The Presentation of Jesus is a reminder and a plea to forsake the darkness and hopelessness of life and turn toward the light, in a Godward direction. And in doing so, we go both inward and outward. We come to church only to go back out again with a special mission to bring Christ, Whom we have met today in Word and Eucharist, to those we meet along the way.

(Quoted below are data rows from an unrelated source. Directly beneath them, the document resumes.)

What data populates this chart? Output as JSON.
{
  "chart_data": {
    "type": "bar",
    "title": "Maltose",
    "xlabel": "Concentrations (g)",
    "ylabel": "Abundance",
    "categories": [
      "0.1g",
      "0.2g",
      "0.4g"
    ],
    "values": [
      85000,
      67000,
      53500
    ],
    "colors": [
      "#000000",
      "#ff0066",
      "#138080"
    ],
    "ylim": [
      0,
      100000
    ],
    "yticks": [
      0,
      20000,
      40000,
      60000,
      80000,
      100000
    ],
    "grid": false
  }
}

So, as in the days of Simeon and Anna, Christ is here. The Divino Niño, with its beautiful history, is a child in Whom all our hopes and dreams are found. Even today, there is something precious about a child that should be one of wonder and attraction. We all want to see a newborn baby – to see, to cuddle up against, to coo, and to admire the presence of the divine among us that makes us like children again. Nowadays, we find forces that, like Herod of old, find children to be a nuisance and a threat. They want to eliminate children as a burden and inconvenience. In a real sense, they want to eliminate God from breaking into the world. They are trying to quash the joy and optimism of a future. As a Divino Niño, He is a light that cannot be extinguished. Christ cannot remain hidden under a bushel, or in the manger, or in the temple. The Divino Niño offers us a path to follow. It is offered, never forced. The road is before us but depends upon us to take it. As believers, however, who come to this temple week after week, we are given a unique challenge: we are invited to walk this road with Christ at the center, called to carry the presence of the light of Christ in our lives keeping the flame burning bright. In doing so, we become a sign of contradiction, too, for those who cannot understand. The Divino Niño is for us a counter-cultural symbol of a future full of hope and life. So, the waiting, the encounter, and the response are but three aspects on the very journey of life.
The devotion to Divino Niño came to us through Padre Giovanni Rizzo in Colombia, who inspired this precious devotion to the Divino Niño, and through Mother Angelica, whose secular name was Rita Rizzo (another Rizzo unrelated but a providential coincidence!), who was here present at the Shrine of the Most Blessed Sacrament, and who honored the Divino Niño. It is said that she spoke with the child here in the halls of the monastery and on her visit to Colombia. The Divino Niño, which we commemorate today, reminds us that we, too, can choose a path of hope and joy.
In some way, whether we are ready or not, each of us may encounter or bump into Christ today. We will be invited to walk with Him on the journey of life and to allow Him to accompany us. In the end, it will be a journey like none other and one that will make all the difference. Divino Niño, pray for us! May God bless you!